In this study, we classified 37 metagenomes from around the world with few physicochemical metadata by comparing the community’s potential to use oxygen as the last electron acceptor as a marker to classify them as oxic or anoxic. We find a clear difference between our sediment samples in terms of taxonomy and CAZyme content in the context of this classification. We established a profile of the most abundant extracellular CAZymes in our samples, where 18 CAZyme modules were abundant in all and were found to primarily target carbohydrates from necromass degradation and algae detritus, which is consistent with the environmental conditions found in sediments. We find significantly different modules targeting the same substrate depending on oxic and anoxic conditions. Most of the main abundant CAZyme modules that we found were of bacterial origin.

Finally, we recovered MAG from the samples, which were assigned to the classes Alphaproteobacteria, Gammaproteobacteria, and Bacteroidia. The MAG contained extracellular modules of the main CAZymes that were also annotated in our metagenomes, as well as CGCs that had those modules as part of the CAZyme machinery. Module GH23, which targets peptidoglycan and chitin substrates, was found in almost all our MAG. The MAG that did not contain the GH23 module had other different main modules that target host glycan and plant detritus. These taxa are the bacteria that mainly drive carbohydrate transformation in marine sediments, although further studies are needed to fully confirm this. Our findings provide valuable information on the community structure and function of carbohydrate turnover in marine sediments, highlighting the key roles that specific bacterial classes play and their associated CAZyme inventories and CGCs.

It is important to note that many of the MAG we reconstructed belonged to taxa already found in marine environments and that the classes Bacteroidia, Alpha, and Gammaproteobacteria are found in our metagenomes in abundance.
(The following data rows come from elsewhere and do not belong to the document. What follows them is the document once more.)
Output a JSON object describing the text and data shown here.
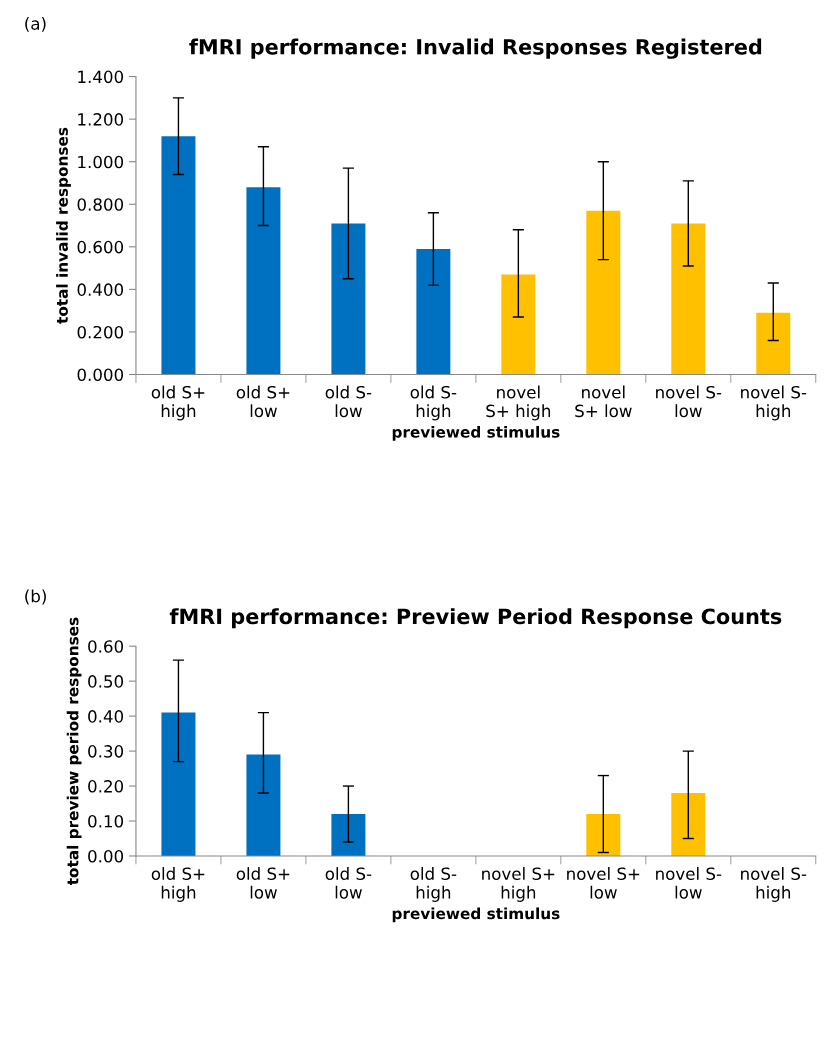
{
  "chart_data": [
    {
      "type": "bar",
      "title": "fMRI performance: Invalid Responses Registered",
      "xlabel": "previewed stimulus",
      "ylabel": "total invalid responses",
      "annotations": [
        "(a)"
      ],
      "categories": [
        "old S+\nhigh",
        "old S+\nlow",
        "old S-\nlow",
        "old S-\nhigh",
        "novel\nS+ high",
        "novel\nS+ low",
        "novel S-\nlow",
        "novel S-\nhigh"
      ],
      "values": [
        1.12,
        0.88,
        0.71,
        0.59,
        0.47,
        0.77,
        0.71,
        0.29
      ],
      "errors": [
        [
          0.94,
          1.3
        ],
        [
          0.7,
          1.07
        ],
        [
          0.45,
          0.97
        ],
        [
          0.42,
          0.76
        ],
        [
          0.27,
          0.68
        ],
        [
          0.54,
          1.0
        ],
        [
          0.51,
          0.91
        ],
        [
          0.16,
          0.43
        ]
      ],
      "colors": [
        "#0070c0",
        "#0070c0",
        "#0070c0",
        "#0070c0",
        "#ffc000",
        "#ffc000",
        "#ffc000",
        "#ffc000"
      ],
      "ylim": [
        0,
        1.4
      ],
      "yticks": [
        {
          "value": 0,
          "label": "0.000"
        },
        {
          "value": 0.2,
          "label": "0.200"
        },
        {
          "value": 0.4,
          "label": "0.400"
        },
        {
          "value": 0.6,
          "label": "0.600"
        },
        {
          "value": 0.8,
          "label": "0.800"
        },
        {
          "value": 1.0,
          "label": "1.000"
        },
        {
          "value": 1.2,
          "label": "1.200"
        },
        {
          "value": 1.4,
          "label": "1.400"
        }
      ]
    },
    {
      "type": "bar",
      "title": "fMRI performance: Preview Period Response Counts",
      "xlabel": "previewed stimulus",
      "ylabel": "total preview period responses",
      "annotations": [
        "(b)"
      ],
      "categories": [
        "old S+\nhigh",
        "old S+\nlow",
        "old S-\nlow",
        "old S-\nhigh",
        "novel S+\nhigh",
        "novel S+\nlow",
        "novel S-\nlow",
        "novel S-\nhigh"
      ],
      "values": [
        0.41,
        0.29,
        0.12,
        0,
        0,
        0.12,
        0.18,
        0
      ],
      "errors": [
        [
          0.27,
          0.56
        ],
        [
          0.18,
          0.41
        ],
        [
          0.04,
          0.2
        ],
        null,
        null,
        [
          0.01,
          0.23
        ],
        [
          0.05,
          0.3
        ],
        null
      ],
      "colors": [
        "#0070c0",
        "#0070c0",
        "#0070c0",
        "#0070c0",
        "#ffc000",
        "#ffc000",
        "#ffc000",
        "#ffc000"
      ],
      "ylim": [
        0,
        0.6
      ],
      "yticks": [
        {
          "value": 0,
          "label": "0.00"
        },
        {
          "value": 0.1,
          "label": "0.10"
        },
        {
          "value": 0.2,
          "label": "0.20"
        },
        {
          "value": 0.3,
          "label": "0.30"
        },
        {
          "value": 0.4,
          "label": "0.40"
        },
        {
          "value": 0.5,
          "label": "0.50"
        },
        {
          "value": 0.6,
          "label": "0.60"
        }
      ]
    }
  ]
}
When we compare the MAG from sediments with other MAG from the same taxa assembled from soil samples, we find a similar profile, as expected from taxonomy, but with fewer total and diverse CAZyme modules in sediment MAG. This is a response to the oligotrophic conditions in marine sediments, in contrast to soil conditions. Although the MAGs from our samples give us a glimpse of the microbial community, the number of recovered MAGs is not sufficient to encapsulate the great diversity of the microbial community of marine sediments. Furthermore, it is necessary to study deep subsurface sediments to better understand the CAZyme inventory compared to shallow marine sediments.